這家伙
晚一些的時候阿拉克拿著琴酒丟給他的望遠鏡,看著琴酒的狙擊子彈射進了一個人的胸口。他還是沒能見到日內瓦,但顯而易見,這個目標會在這個時間點出現在這個地方和日內瓦有關。
等到他跟著琴酒回到附近一個公共安全屋,琴酒當著他的面將八張紙中的四張畫上了叉。
“這些都解決了”他問。
“你要是來得晚一點,說不定我們全都解決了。”聲音響起時阿拉克嚇了一跳,回過頭他才看到安全屋門口站了一個人,有著一張看上去活潑可愛的臉。

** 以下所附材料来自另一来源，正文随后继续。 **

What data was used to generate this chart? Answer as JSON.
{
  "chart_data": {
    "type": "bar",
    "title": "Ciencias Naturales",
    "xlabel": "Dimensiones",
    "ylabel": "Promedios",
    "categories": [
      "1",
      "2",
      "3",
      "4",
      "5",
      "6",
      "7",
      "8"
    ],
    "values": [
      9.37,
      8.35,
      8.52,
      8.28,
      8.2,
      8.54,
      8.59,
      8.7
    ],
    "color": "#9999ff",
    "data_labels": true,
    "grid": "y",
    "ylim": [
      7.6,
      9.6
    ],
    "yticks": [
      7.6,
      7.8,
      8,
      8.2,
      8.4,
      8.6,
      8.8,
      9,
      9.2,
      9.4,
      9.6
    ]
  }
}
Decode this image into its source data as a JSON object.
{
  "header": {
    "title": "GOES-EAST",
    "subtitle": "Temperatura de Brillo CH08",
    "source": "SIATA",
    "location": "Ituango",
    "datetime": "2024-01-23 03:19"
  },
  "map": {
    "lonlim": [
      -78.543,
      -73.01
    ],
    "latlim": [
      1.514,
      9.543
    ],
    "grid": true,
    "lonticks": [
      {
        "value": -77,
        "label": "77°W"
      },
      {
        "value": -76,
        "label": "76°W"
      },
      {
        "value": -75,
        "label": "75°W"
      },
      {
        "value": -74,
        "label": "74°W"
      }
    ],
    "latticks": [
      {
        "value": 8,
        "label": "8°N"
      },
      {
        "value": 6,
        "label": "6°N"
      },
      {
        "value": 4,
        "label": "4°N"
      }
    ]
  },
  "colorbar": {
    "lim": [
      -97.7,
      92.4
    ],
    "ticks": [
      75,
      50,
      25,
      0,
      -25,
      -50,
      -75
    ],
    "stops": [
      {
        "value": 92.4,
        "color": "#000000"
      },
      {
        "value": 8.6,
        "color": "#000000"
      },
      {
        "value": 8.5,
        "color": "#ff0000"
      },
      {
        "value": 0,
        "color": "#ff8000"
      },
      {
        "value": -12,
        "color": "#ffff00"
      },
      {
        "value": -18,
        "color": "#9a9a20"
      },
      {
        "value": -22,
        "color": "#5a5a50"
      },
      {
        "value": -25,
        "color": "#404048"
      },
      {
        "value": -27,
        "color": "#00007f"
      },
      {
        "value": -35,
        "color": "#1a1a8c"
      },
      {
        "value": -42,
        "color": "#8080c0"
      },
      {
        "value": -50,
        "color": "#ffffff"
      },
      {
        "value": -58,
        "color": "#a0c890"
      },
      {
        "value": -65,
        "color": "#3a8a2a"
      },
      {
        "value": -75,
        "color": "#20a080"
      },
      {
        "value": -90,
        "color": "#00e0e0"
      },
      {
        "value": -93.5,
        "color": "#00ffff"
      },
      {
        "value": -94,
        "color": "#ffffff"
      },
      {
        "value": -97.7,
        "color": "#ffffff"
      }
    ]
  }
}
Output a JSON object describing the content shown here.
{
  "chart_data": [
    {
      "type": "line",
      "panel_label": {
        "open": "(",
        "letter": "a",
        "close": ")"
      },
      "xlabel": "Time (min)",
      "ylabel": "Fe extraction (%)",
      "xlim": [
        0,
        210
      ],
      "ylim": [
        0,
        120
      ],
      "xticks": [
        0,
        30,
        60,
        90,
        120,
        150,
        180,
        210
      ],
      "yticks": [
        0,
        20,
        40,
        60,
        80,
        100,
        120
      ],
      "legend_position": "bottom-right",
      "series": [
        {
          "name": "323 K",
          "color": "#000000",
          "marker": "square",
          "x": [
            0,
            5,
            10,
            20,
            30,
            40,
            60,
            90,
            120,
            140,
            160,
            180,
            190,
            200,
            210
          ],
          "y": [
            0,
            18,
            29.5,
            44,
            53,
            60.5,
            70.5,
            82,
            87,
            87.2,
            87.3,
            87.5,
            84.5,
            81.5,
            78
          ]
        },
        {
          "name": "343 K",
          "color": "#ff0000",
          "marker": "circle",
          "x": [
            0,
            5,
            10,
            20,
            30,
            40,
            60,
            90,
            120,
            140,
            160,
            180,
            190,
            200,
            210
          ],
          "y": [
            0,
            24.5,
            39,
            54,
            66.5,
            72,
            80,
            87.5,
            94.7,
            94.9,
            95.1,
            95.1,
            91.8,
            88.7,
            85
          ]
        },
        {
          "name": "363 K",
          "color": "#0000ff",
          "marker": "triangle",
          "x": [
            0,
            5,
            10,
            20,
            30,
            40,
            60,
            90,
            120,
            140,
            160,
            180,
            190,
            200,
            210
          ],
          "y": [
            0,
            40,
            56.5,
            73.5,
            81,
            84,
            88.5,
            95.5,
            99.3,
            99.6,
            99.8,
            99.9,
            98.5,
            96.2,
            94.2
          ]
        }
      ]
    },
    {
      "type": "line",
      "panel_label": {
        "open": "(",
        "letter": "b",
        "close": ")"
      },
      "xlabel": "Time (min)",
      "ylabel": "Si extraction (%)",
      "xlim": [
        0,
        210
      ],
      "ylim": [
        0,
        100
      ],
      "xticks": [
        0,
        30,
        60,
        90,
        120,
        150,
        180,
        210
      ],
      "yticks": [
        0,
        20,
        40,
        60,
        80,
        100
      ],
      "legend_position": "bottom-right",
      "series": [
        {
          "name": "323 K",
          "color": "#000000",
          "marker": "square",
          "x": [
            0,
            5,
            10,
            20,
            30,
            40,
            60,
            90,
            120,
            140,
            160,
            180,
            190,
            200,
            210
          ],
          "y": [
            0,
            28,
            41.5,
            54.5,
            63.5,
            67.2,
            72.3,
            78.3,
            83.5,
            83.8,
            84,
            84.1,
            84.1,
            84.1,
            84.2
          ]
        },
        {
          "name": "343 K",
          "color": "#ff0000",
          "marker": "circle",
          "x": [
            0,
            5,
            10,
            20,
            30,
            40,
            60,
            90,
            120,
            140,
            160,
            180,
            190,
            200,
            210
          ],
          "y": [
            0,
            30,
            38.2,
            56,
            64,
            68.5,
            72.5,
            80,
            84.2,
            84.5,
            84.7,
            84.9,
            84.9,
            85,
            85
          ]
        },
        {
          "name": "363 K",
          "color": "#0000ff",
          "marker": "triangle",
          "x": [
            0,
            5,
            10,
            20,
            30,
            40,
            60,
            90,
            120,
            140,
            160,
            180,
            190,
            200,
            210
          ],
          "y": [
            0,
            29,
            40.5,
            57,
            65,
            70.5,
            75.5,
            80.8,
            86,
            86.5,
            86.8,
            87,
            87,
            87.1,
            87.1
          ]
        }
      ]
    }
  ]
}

他聽說日內瓦是銀發的,但站在他面前的人有著一頭耀眼的紅頭發。
他從懷里掏出了槍,而琴酒很淡定地說“日內瓦,換個樣子。”
“怎么了,這張臉不好看嗎”仁王笑嘻嘻地用兜帽遮住自己的頭,兩秒后又把兜帽摘下來。這次阿拉克震驚地發現,出現的臉和他自己一模一樣。
沒有消息說日內瓦這么擅長易容
還有,準備了他的易容道具,這兩個人是準備干什么
仁王其實腦子挺疼的,幻影用多了又高速運轉了一整天。但疲憊也不會讓他打消做點什么的念頭。琴酒早就免疫了,可他還有另外兩個整蠱對象。
阿拉克就比琴酒好玩多了。
他湊過去,問阿拉克“聽說你是流浪歌手”
阿拉克很不適應面對自己的臉,但琴酒沒有發話,他覺得日內瓦不會聽自己的,所以他點了點頭,移開視線“是,我是個流浪歌手。怎么了”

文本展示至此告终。